Rep. Anna Escamani, an Orlando Democrat, said the office emphasized component services, but she said she had not introduced the caller to Hope Florida.
“I don’t believe there will be any outcomes,” Eskamani said. She said the point of hope in Florida is to “drove people out of social services. And some people aren’t ready for that. They’re in crisis.”
She called the program “an example of public money being used to raise someone’s political status.”
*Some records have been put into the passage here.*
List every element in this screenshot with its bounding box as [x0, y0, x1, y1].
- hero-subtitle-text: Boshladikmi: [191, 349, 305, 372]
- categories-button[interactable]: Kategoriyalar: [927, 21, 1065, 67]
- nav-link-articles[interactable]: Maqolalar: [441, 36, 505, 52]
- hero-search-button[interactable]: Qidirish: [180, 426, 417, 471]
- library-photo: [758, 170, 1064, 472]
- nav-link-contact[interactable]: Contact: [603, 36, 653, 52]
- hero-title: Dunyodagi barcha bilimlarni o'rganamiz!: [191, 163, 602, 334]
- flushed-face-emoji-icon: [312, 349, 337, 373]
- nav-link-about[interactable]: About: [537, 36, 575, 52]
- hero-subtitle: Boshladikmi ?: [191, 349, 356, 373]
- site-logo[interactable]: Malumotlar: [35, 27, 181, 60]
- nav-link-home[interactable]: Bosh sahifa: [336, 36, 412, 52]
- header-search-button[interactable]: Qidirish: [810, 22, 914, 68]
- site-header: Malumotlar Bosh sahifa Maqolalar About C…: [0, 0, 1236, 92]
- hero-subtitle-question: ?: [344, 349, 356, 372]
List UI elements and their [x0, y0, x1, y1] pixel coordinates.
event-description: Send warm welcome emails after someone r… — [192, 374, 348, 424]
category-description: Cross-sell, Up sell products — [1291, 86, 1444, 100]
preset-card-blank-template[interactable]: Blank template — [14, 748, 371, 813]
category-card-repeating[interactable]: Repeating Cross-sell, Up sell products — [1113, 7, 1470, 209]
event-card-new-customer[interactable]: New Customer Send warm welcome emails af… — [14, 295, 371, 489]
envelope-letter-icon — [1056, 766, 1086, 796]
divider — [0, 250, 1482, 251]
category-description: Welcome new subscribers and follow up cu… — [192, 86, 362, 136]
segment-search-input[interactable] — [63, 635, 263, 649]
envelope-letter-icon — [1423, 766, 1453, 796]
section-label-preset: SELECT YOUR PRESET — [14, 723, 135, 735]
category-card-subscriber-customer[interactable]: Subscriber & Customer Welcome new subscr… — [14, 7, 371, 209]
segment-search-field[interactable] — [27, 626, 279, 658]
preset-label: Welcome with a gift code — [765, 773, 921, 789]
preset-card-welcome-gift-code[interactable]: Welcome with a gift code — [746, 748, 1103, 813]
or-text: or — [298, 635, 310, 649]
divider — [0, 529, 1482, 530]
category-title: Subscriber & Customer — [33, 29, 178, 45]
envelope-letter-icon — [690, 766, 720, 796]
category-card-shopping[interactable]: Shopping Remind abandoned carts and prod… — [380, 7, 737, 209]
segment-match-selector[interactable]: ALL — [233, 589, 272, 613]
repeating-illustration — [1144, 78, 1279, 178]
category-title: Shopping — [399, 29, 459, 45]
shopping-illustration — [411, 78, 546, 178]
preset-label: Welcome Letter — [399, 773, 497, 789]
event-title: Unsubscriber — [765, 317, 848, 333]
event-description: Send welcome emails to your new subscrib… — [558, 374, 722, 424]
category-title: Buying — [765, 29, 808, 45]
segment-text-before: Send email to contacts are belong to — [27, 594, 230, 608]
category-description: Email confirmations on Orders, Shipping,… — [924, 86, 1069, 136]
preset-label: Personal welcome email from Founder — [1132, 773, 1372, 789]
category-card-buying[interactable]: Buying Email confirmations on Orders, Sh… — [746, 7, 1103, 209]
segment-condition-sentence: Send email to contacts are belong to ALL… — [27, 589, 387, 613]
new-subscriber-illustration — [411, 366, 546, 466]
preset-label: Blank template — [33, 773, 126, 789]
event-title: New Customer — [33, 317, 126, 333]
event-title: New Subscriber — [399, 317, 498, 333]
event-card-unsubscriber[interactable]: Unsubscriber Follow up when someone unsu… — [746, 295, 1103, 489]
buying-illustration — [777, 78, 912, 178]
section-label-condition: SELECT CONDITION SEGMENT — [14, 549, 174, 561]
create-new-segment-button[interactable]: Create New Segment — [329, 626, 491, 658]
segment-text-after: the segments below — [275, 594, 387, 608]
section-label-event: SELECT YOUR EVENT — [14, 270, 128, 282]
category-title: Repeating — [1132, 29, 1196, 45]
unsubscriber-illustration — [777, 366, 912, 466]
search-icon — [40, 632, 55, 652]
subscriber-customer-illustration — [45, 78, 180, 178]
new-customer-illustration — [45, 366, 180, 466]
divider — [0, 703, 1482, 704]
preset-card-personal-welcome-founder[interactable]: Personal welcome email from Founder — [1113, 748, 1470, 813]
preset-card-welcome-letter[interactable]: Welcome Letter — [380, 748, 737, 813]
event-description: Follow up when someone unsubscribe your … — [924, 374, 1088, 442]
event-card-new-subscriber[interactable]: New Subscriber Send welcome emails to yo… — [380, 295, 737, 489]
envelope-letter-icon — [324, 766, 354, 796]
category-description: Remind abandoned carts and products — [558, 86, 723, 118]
Rep. Debra Tendrich, a Lakeworth Democrat who runs his own Palm Beach County nonprofit, said it’s not easy to improve someone’s life to a state that makes them economically self-sufficient.
“It’s not just that someone gets the job and they’re financially free,” Tendrich said. “We have to change people’s habits.”
It can talk to them about spending patterns, changes in their living situations, navigating veteran benefits, or gaining healthcare. Her nonprofits usually spend 2-10 hours on someone’s case, she said.
“I don’t know how 30,000 people were served,” she said.
Tindrich said he views Hope Florida as a “referral service” similar to 211 and other nonprofits. She said it is churches and nonprofits that actually take part in programs that help people.
“They take all their trust,” Tendrich said of Hope Florida. “They say they have partners in this, but their partners do most of their jobs.”